The diesel can be used in motor vehicle engines, generators, lighting in the house and lighting charcoal stoves among others. What remains after the chemical extraction of diesel can also be used as manure in gardens to enhance soil fertility.
In July 2016, Banadda unveiled an organic pesticide (Vinegar) from agricultural waste mainly from eucalyptus sawdust that has no human health and environmental effect. This organic pesticide can be easily used by farmers to control pests like the red ants which are a common menace to Ugandan farmers.
The organic pesticide was tested and sprayed on various insects and red ants at the Makerere University Agricultural Research Institute Kabanyolo, where results were impressive. The research breakthrough presents business opportunities for organic farming and export.
Another jubilant moment was when Prof. Banadda crowned the year 2015 by launching the first-ever Makerere University MV Mulimi – a multipurpose cost-effective farmer’s tractor. The innovation was launched on 31st December 31, 2015, at Makerere University Agricultural Research Institute Kabanyolo (MUARIK) with the aim of providing practical solutions to basic farm problems faced by small-scale farmers in Uganda.
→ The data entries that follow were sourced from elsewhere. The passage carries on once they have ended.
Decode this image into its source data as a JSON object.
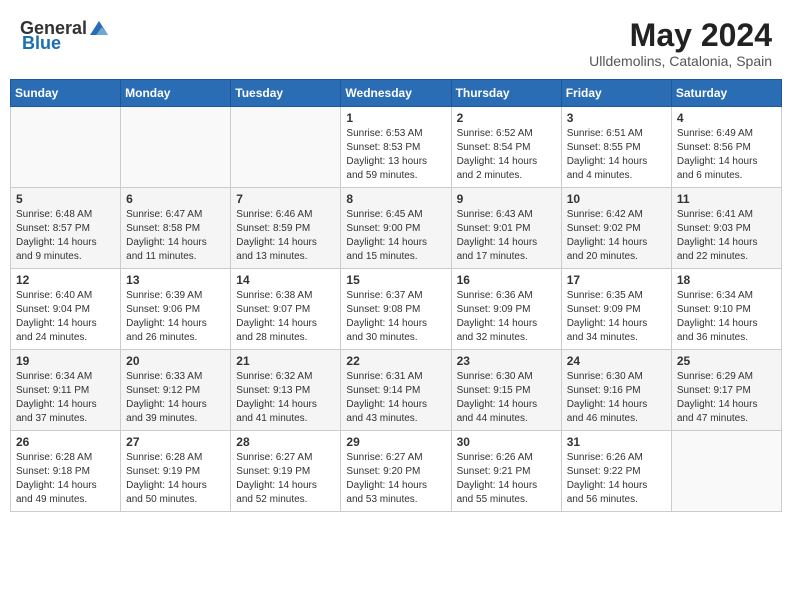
{
  "header": {
    "logo_general": "General",
    "logo_blue": "Blue",
    "title": "May 2024",
    "location": "Ulldemolins, Catalonia, Spain"
  },
  "calendar": {
    "days_of_week": [
      "Sunday",
      "Monday",
      "Tuesday",
      "Wednesday",
      "Thursday",
      "Friday",
      "Saturday"
    ],
    "weeks": [
      {
        "row_class": "row-1",
        "days": [
          {
            "num": "",
            "sunrise": "",
            "sunset": "",
            "daylight": ""
          },
          {
            "num": "",
            "sunrise": "",
            "sunset": "",
            "daylight": ""
          },
          {
            "num": "",
            "sunrise": "",
            "sunset": "",
            "daylight": ""
          },
          {
            "num": "1",
            "sunrise": "Sunrise: 6:53 AM",
            "sunset": "Sunset: 8:53 PM",
            "daylight": "Daylight: 13 hours and 59 minutes."
          },
          {
            "num": "2",
            "sunrise": "Sunrise: 6:52 AM",
            "sunset": "Sunset: 8:54 PM",
            "daylight": "Daylight: 14 hours and 2 minutes."
          },
          {
            "num": "3",
            "sunrise": "Sunrise: 6:51 AM",
            "sunset": "Sunset: 8:55 PM",
            "daylight": "Daylight: 14 hours and 4 minutes."
          },
          {
            "num": "4",
            "sunrise": "Sunrise: 6:49 AM",
            "sunset": "Sunset: 8:56 PM",
            "daylight": "Daylight: 14 hours and 6 minutes."
          }
        ]
      },
      {
        "row_class": "row-2",
        "days": [
          {
            "num": "5",
            "sunrise": "Sunrise: 6:48 AM",
            "sunset": "Sunset: 8:57 PM",
            "daylight": "Daylight: 14 hours and 9 minutes."
          },
          {
            "num": "6",
            "sunrise": "Sunrise: 6:47 AM",
            "sunset": "Sunset: 8:58 PM",
            "daylight": "Daylight: 14 hours and 11 minutes."
          },
          {
            "num": "7",
            "sunrise": "Sunrise: 6:46 AM",
            "sunset": "Sunset: 8:59 PM",
            "daylight": "Daylight: 14 hours and 13 minutes."
          },
          {
            "num": "8",
            "sunrise": "Sunrise: 6:45 AM",
            "sunset": "Sunset: 9:00 PM",
            "daylight": "Daylight: 14 hours and 15 minutes."
          },
          {
            "num": "9",
            "sunrise": "Sunrise: 6:43 AM",
            "sunset": "Sunset: 9:01 PM",
            "daylight": "Daylight: 14 hours and 17 minutes."
          },
          {
            "num": "10",
            "sunrise": "Sunrise: 6:42 AM",
            "sunset": "Sunset: 9:02 PM",
            "daylight": "Daylight: 14 hours and 20 minutes."
          },
          {
            "num": "11",
            "sunrise": "Sunrise: 6:41 AM",
            "sunset": "Sunset: 9:03 PM",
            "daylight": "Daylight: 14 hours and 22 minutes."
          }
        ]
      },
      {
        "row_class": "row-3",
        "days": [
          {
            "num": "12",
            "sunrise": "Sunrise: 6:40 AM",
            "sunset": "Sunset: 9:04 PM",
            "daylight": "Daylight: 14 hours and 24 minutes."
          },
          {
            "num": "13",
            "sunrise": "Sunrise: 6:39 AM",
            "sunset": "Sunset: 9:06 PM",
            "daylight": "Daylight: 14 hours and 26 minutes."
          },
          {
            "num": "14",
            "sunrise": "Sunrise: 6:38 AM",
            "sunset": "Sunset: 9:07 PM",
            "daylight": "Daylight: 14 hours and 28 minutes."
          },
          {
            "num": "15",
            "sunrise": "Sunrise: 6:37 AM",
            "sunset": "Sunset: 9:08 PM",
            "daylight": "Daylight: 14 hours and 30 minutes."
          },
          {
            "num": "16",
            "sunrise": "Sunrise: 6:36 AM",
            "sunset": "Sunset: 9:09 PM",
            "daylight": "Daylight: 14 hours and 32 minutes."
          },
          {
            "num": "17",
            "sunrise": "Sunrise: 6:35 AM",
            "sunset": "Sunset: 9:09 PM",
            "daylight": "Daylight: 14 hours and 34 minutes."
          },
          {
            "num": "18",
            "sunrise": "Sunrise: 6:34 AM",
            "sunset": "Sunset: 9:10 PM",
            "daylight": "Daylight: 14 hours and 36 minutes."
          }
        ]
      },
      {
        "row_class": "row-4",
        "days": [
          {
            "num": "19",
            "sunrise": "Sunrise: 6:34 AM",
            "sunset": "Sunset: 9:11 PM",
            "daylight": "Daylight: 14 hours and 37 minutes."
          },
          {
            "num": "20",
            "sunrise": "Sunrise: 6:33 AM",
            "sunset": "Sunset: 9:12 PM",
            "daylight": "Daylight: 14 hours and 39 minutes."
          },
          {
            "num": "21",
            "sunrise": "Sunrise: 6:32 AM",
            "sunset": "Sunset: 9:13 PM",
            "daylight": "Daylight: 14 hours and 41 minutes."
          },
          {
            "num": "22",
            "sunrise": "Sunrise: 6:31 AM",
            "sunset": "Sunset: 9:14 PM",
            "daylight": "Daylight: 14 hours and 43 minutes."
          },
          {
            "num": "23",
            "sunrise": "Sunrise: 6:30 AM",
            "sunset": "Sunset: 9:15 PM",
            "daylight": "Daylight: 14 hours and 44 minutes."
          },
          {
            "num": "24",
            "sunrise": "Sunrise: 6:30 AM",
            "sunset": "Sunset: 9:16 PM",
            "daylight": "Daylight: 14 hours and 46 minutes."
          },
          {
            "num": "25",
            "sunrise": "Sunrise: 6:29 AM",
            "sunset": "Sunset: 9:17 PM",
            "daylight": "Daylight: 14 hours and 47 minutes."
          }
        ]
      },
      {
        "row_class": "row-5",
        "days": [
          {
            "num": "26",
            "sunrise": "Sunrise: 6:28 AM",
            "sunset": "Sunset: 9:18 PM",
            "daylight": "Daylight: 14 hours and 49 minutes."
          },
          {
            "num": "27",
            "sunrise": "Sunrise: 6:28 AM",
            "sunset": "Sunset: 9:19 PM",
            "daylight": "Daylight: 14 hours and 50 minutes."
          },
          {
            "num": "28",
            "sunrise": "Sunrise: 6:27 AM",
            "sunset": "Sunset: 9:19 PM",
            "daylight": "Daylight: 14 hours and 52 minutes."
          },
          {
            "num": "29",
            "sunrise": "Sunrise: 6:27 AM",
            "sunset": "Sunset: 9:20 PM",
            "daylight": "Daylight: 14 hours and 53 minutes."
          },
          {
            "num": "30",
            "sunrise": "Sunrise: 6:26 AM",
            "sunset": "Sunset: 9:21 PM",
            "daylight": "Daylight: 14 hours and 55 minutes."
          },
          {
            "num": "31",
            "sunrise": "Sunrise: 6:26 AM",
            "sunset": "Sunset: 9:22 PM",
            "daylight": "Daylight: 14 hours and 56 minutes."
          },
          {
            "num": "",
            "sunrise": "",
            "sunset": "",
            "daylight": ""
          }
        ]
      }
    ]
  }
}
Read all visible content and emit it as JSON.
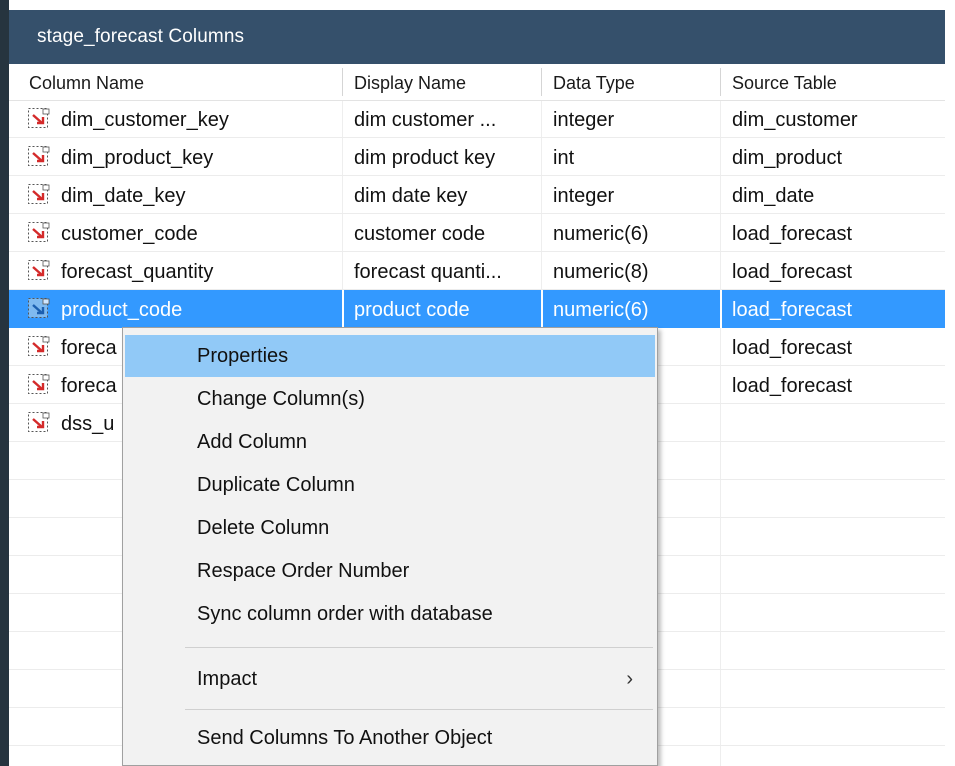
{
  "window": {
    "title": "stage_forecast Columns"
  },
  "columns": {
    "headers": [
      "Column Name",
      "Display Name",
      "Data Type",
      "Source Table"
    ]
  },
  "rows": [
    {
      "name": "dim_customer_key",
      "display": "dim customer ...",
      "type": "integer",
      "source": "dim_customer"
    },
    {
      "name": "dim_product_key",
      "display": "dim product key",
      "type": "int",
      "source": "dim_product"
    },
    {
      "name": "dim_date_key",
      "display": "dim date key",
      "type": "integer",
      "source": "dim_date"
    },
    {
      "name": "customer_code",
      "display": "customer code",
      "type": "numeric(6)",
      "source": "load_forecast"
    },
    {
      "name": "forecast_quantity",
      "display": "forecast quanti...",
      "type": "numeric(8)",
      "source": "load_forecast"
    },
    {
      "name": "product_code",
      "display": "product code",
      "type": "numeric(6)",
      "source": "load_forecast",
      "selected": true
    },
    {
      "name": "foreca",
      "display": "",
      "type": ",2)",
      "source": "load_forecast"
    },
    {
      "name": "foreca",
      "display": "",
      "type": "",
      "source": "load_forecast"
    },
    {
      "name": "dss_u",
      "display": "",
      "type": "",
      "source": ""
    }
  ],
  "context_menu": {
    "items": [
      {
        "label": "Properties",
        "highlighted": true
      },
      {
        "label": "Change Column(s)"
      },
      {
        "label": "Add Column"
      },
      {
        "label": "Duplicate Column"
      },
      {
        "label": "Delete Column"
      },
      {
        "label": "Respace Order Number"
      },
      {
        "label": "Sync column order with database"
      },
      {
        "label": "Impact",
        "submenu": true,
        "submenu_icon": "chevron-right-icon",
        "submenu_glyph": "›"
      },
      {
        "label": "Send Columns To Another Object"
      }
    ]
  },
  "colors": {
    "title_bar": "#35506b",
    "selection": "#3399ff",
    "menu_highlight": "#91c9f7"
  },
  "icons": {
    "row_icon": "column-arrow-icon"
  }
}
The Multipurpose tractor has been tested for and capable of performing five (5) tasks, namely; threshing maize to reduce postharvest losses; pumping water for irrigation; charging phones to keep farmers informed of Agricultural produce markets; hauling agricultural produce up to 1 ton and ploughing fields. The university can now fabricate this tractor at a cost of only 25 million shillings.
In March 2017, Prof. Banadda led a research team and developed a solar-powered Irrigation pump as a cheap and reliable solution for small-scale farmers.